Cars

The Mazda Miata-Based Fiat 124 Is Probably Not Getting A Replacement

Image: Fiat

The Fiat 124 shares underpinnings with the Mazda Miata, which is good, because the Miata is a great car. But what’s not good is that, according to Autocar’s interview with Fiat’s CEO with the Frenchest name in all of automobiledom, Olivier François, the current 124 probably won’t get a replacement once its production run comes to an end.

We at Jalopnik think the 124 is a fantastic little roadster, so even the thought of its disappearance makes me sweat a bit. That’s why Autocar’s interview with Olivier François has me worried. In the story, François calls the idea of a 124 successor “unlikely,” and then goes a bit more into detail:

“The 124 market is a niche one,” said François. “It is profitable business for us – but only because of the joint venture. It was an opportunity and we took it. It makes money and it adds a certain cool factor.

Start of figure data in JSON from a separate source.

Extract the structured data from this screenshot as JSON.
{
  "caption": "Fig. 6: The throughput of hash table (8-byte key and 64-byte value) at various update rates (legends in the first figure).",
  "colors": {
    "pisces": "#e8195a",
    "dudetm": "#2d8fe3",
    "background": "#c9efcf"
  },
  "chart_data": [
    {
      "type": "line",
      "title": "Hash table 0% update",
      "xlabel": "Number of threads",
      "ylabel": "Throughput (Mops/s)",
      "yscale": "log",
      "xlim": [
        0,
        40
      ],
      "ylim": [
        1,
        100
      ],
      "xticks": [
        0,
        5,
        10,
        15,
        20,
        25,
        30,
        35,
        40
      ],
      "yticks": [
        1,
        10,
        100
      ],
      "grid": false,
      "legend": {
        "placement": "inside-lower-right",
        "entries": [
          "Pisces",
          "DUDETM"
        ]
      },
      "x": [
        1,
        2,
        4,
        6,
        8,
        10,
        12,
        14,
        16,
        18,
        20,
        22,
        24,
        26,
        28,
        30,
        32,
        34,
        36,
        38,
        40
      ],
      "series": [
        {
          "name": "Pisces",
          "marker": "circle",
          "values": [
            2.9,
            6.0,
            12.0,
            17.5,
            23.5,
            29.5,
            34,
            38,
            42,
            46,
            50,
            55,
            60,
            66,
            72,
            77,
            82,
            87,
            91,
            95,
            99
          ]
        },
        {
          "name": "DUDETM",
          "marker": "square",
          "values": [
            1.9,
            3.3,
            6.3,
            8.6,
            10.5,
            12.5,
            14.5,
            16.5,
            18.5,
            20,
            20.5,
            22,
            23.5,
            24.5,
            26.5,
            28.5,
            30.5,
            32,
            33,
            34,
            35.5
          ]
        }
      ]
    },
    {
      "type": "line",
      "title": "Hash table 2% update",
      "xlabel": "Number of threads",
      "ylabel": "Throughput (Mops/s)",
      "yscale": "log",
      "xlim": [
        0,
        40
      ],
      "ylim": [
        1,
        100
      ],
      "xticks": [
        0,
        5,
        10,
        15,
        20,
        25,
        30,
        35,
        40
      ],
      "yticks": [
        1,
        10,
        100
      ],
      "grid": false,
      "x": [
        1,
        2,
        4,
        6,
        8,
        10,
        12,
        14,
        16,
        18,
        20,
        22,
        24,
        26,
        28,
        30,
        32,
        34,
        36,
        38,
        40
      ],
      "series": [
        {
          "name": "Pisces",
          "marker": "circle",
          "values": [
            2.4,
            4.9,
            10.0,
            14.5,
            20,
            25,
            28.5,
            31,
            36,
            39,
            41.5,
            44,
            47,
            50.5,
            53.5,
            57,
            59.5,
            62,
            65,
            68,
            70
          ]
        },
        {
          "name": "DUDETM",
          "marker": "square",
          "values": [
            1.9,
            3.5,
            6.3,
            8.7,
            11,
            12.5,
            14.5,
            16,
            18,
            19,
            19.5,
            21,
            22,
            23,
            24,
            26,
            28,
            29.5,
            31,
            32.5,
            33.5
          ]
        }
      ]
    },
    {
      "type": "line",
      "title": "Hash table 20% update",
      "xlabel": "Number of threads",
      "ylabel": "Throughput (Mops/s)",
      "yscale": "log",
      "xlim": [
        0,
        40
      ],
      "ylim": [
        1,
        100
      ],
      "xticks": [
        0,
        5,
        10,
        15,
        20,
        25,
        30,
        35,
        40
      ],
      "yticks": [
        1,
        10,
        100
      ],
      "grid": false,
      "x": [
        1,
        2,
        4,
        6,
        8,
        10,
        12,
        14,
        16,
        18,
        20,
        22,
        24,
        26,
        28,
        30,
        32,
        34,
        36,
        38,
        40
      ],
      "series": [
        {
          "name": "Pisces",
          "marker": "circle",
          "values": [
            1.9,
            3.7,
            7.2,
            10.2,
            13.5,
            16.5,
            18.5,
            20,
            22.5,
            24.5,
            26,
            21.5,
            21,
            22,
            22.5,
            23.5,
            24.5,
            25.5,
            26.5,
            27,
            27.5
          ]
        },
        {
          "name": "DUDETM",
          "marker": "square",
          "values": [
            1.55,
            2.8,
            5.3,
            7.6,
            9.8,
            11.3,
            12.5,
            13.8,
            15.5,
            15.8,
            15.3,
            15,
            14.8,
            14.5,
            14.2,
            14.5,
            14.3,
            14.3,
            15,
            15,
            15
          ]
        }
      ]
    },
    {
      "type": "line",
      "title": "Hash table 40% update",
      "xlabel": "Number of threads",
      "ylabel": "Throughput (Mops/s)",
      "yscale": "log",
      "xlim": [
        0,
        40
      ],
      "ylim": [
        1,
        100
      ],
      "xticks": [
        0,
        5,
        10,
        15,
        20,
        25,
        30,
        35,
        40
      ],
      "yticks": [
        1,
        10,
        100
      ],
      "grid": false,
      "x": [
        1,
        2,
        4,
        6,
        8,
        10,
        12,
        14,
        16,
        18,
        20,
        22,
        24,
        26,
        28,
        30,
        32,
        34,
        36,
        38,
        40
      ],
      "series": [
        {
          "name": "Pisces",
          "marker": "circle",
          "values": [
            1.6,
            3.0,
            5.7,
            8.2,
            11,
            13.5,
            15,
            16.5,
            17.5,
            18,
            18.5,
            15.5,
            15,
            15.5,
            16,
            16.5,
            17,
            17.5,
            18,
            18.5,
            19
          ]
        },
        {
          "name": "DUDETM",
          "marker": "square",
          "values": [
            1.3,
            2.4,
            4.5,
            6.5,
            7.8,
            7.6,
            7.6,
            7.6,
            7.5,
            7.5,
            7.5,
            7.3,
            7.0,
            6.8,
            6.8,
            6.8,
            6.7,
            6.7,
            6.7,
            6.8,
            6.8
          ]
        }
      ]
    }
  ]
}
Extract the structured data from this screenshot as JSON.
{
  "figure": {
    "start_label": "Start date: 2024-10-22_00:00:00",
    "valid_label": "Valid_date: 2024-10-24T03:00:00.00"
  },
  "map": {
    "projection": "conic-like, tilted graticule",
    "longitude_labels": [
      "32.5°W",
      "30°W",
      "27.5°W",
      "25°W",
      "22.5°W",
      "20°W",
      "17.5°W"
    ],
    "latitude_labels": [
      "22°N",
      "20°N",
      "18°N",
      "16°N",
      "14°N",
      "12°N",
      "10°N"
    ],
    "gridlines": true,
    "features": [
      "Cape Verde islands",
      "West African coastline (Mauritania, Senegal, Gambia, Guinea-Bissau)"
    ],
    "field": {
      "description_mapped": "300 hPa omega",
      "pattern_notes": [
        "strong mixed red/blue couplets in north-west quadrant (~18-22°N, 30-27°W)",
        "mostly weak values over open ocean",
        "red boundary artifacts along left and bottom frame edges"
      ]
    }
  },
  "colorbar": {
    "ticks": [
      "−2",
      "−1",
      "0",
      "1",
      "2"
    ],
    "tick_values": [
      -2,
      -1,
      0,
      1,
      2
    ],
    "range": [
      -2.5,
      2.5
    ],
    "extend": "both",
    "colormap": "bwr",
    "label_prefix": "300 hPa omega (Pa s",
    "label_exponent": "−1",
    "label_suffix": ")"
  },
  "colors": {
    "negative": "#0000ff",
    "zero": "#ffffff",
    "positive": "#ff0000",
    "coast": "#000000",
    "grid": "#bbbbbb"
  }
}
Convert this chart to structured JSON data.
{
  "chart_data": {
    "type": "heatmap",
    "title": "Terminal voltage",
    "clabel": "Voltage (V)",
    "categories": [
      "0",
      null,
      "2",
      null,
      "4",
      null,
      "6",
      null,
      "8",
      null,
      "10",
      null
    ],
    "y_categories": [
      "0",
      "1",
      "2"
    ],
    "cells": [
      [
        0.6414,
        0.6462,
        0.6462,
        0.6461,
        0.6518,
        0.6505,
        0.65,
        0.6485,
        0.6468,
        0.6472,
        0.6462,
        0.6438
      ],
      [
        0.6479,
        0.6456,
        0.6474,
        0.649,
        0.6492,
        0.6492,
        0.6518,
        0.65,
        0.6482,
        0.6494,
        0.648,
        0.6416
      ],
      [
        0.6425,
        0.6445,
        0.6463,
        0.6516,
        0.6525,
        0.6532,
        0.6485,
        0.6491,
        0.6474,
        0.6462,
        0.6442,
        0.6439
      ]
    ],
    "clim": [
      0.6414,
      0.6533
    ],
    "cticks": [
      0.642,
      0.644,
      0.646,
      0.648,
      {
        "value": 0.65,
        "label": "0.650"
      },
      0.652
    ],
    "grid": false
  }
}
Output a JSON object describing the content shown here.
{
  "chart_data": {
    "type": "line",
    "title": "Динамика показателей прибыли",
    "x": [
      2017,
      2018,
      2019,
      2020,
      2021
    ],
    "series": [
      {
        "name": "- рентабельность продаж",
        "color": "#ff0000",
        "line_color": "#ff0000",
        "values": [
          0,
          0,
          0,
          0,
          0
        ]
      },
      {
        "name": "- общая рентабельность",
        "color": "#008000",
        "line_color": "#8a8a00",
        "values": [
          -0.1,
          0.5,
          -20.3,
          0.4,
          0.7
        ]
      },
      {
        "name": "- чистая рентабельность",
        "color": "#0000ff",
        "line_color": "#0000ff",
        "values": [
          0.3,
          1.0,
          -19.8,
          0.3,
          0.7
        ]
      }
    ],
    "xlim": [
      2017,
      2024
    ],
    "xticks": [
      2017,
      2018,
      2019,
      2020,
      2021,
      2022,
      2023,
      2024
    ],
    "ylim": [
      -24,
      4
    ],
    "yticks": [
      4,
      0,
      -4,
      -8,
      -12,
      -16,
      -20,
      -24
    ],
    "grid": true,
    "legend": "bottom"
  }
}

“But I accept that such a car may not be key to the future of the brand. It is not what I’d call a pure, absolute Fiat, but for now, it remains an interesting opportunity.”

That doesn’t sound good.

This comes after another Autocar story from earlier in the week that outlines Fiat’s future vehicle plan, which will focus on the 500-series of cars and on the Panda. The story included an interview with François about a high-level strategy meeting held at Fiat Chrysler’s facility in Turin last month. Here’s what the executive told the car website:

“For our future product plan, we need the right balance between the two dimensions: the Fiat 500 family and family transportation. There will be no big cars, no premium cars, no sporty cars because they have no legitimacy,” said François. “We will be present in the C-segment [Ford Focus class] but not much more. All models will sit within 3.5m and 4.5m. This is where Fiat will play. We need more EVs. And we need more 500 models that look legitimate enough to take higher pricing.”

If you want a sporty Fiat, it seems your time is running out. We’ve reached out to Fiat to hopefully learn that somehow this is all a misunderstanding.